2En particulier, d’après G. Gesvret, le souci de la mesure qui parcourt toute l’œuvre de Beckett devient une recherche de la disproportion à partir des années soixante. Ceci se manifeste tout d’abord par une réduction et un resserrement : des petits corps qui sont soit atteints de nanisme ou qui vivent dans un monde à échelle réduite, voire « en cours de réduction » (p. 94), mais aussi — et peut‑être G. Gesvret aurait‑il pu en parler davantage — de l’espace dans lequel se déroule le drame (on pense, par exemple, au cloisonnement de W2, M, et W1 dans Comédie), et, tout simplement, de l’ampleur de l’œuvre elle‑même qui se resserre de plus en plus, comme on le voit dans les cinq pages qui font toute la longueur de Solo. Le discours de G. Gesvret sur l’espace est enrichi par l’idée lacanienne de l’infans, ou encore de la marge (« Le désir s’ébauche dans la marge ») — la potentialité du petit corps ou du petit espace. L. Brown relève cette pensée lacanienne dans l’article qui suit celui de G. Gesvret, mais dans une autre perspective, celle du besoin. Les deux articles, centrés il est vrai sur des questions différentes, convergent dans leur sensibilité au processus beckettien de « prêter au petit une intentionnalité » (p. 106). Ajoutons cependant que les disproportions de G. Gesvret ne s’articulent pas uniquement à la question du rapetissement, mais aussi de l’infini, provoquant des « moments de vertige » (p. 100) et donc des « points d’arrêt qui relient deux espaces hétérogènes » (p. 100).

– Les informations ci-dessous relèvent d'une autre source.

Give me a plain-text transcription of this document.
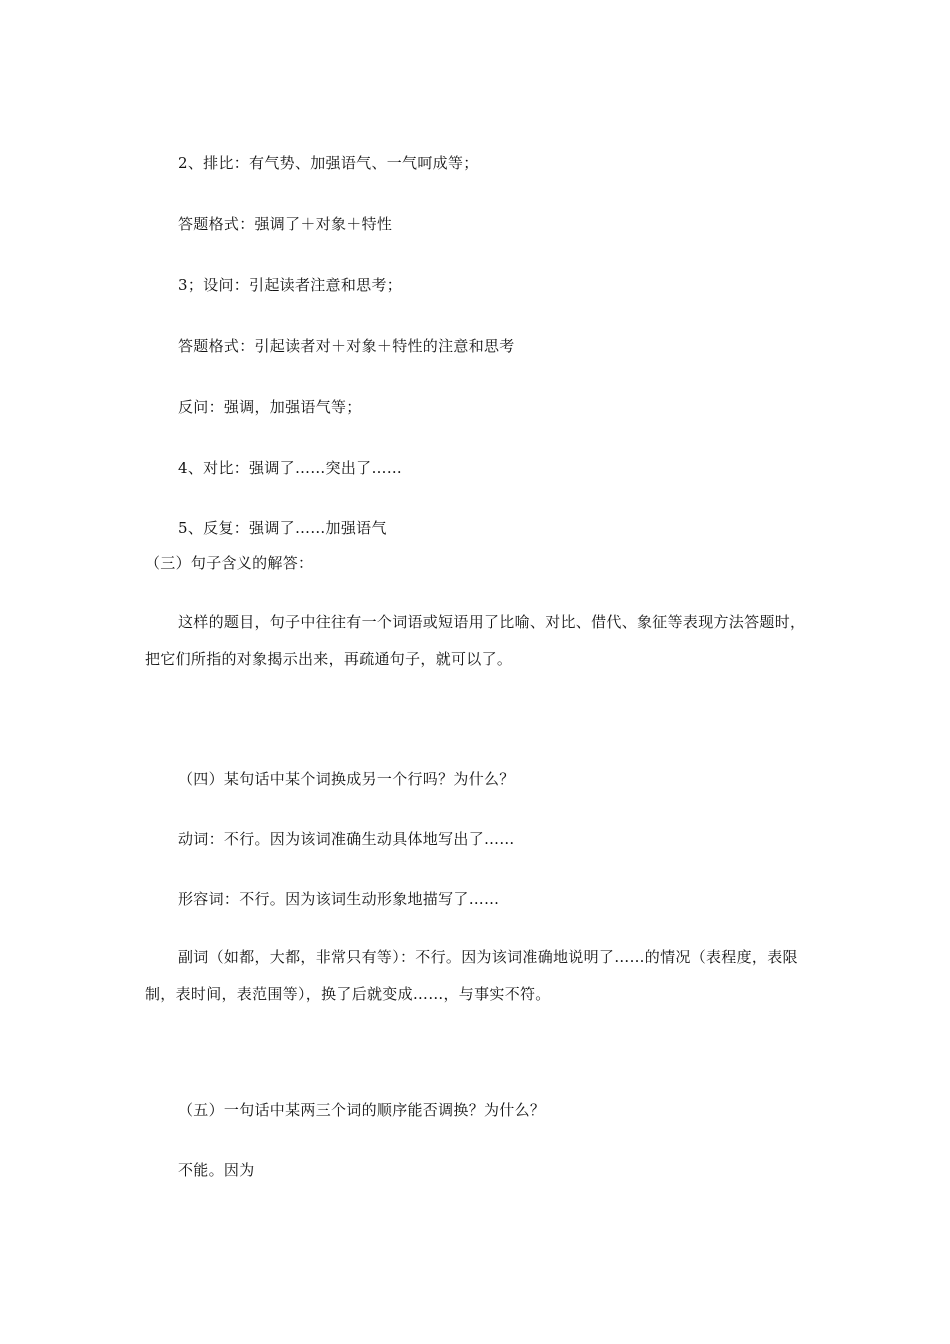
2、排比：有气势、加强语气、一气呵成等；
答题格式：强调了＋对象＋特性
3；设问：引起读者注意和思考；
答题格式：引起读者对＋对象＋特性的注意和思考
反问：强调，加强语气等；
4、对比：强调了……突出了……
5、反复：强调了……加强语气
（三）句子含义的解答：
这样的题目，句子中往往有一个词语或短语用了比喻、对比、借代、象征等表现方法答题时，把它们所指的对象揭示出来，再疏通句子，就可以了。
（四）某句话中某个词换成另一个行吗？为什么？
动词：不行。因为该词准确生动具体地写出了……
形容词：不行。因为该词生动形象地描写了……
副词（如都，大都，非常只有等）：不行。因为该词准确地说明了……的情况（表程度，表限制，表时间，表范围等），换了后就变成……，与事实不符。
（五）一句话中某两三个词的顺序能否调换？为什么？
不能。因为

3G. Gesvret découvre que ce « problème de seuil » se concrétise dans l’oscillation entre le crâne et le cosmos — à la fois la plus belle découverte de l’article, et la dimension qui mériterait le plus d’être approfondie. La polarisation crâne‑cosmos permet à G. Gesvret de passer de la disproportion à « la dislocation de l’espace, ou encore sa dislocalisation » — « l’image impossible du cosmos englouti par le crâne » dans « une mise‑en‑abyme incertaine » (p. 97). G. Gesvret reprend avec virtuosité les écrits de Beckett sur Bram van Velde en décrivant comment « le dehors s’inclut dans le dedans pour mieux en faire vibrer les limites » (p. 97‑8) : dans les tensions de cette « étrange réflexivité », on retrouve un puissant dynamisme.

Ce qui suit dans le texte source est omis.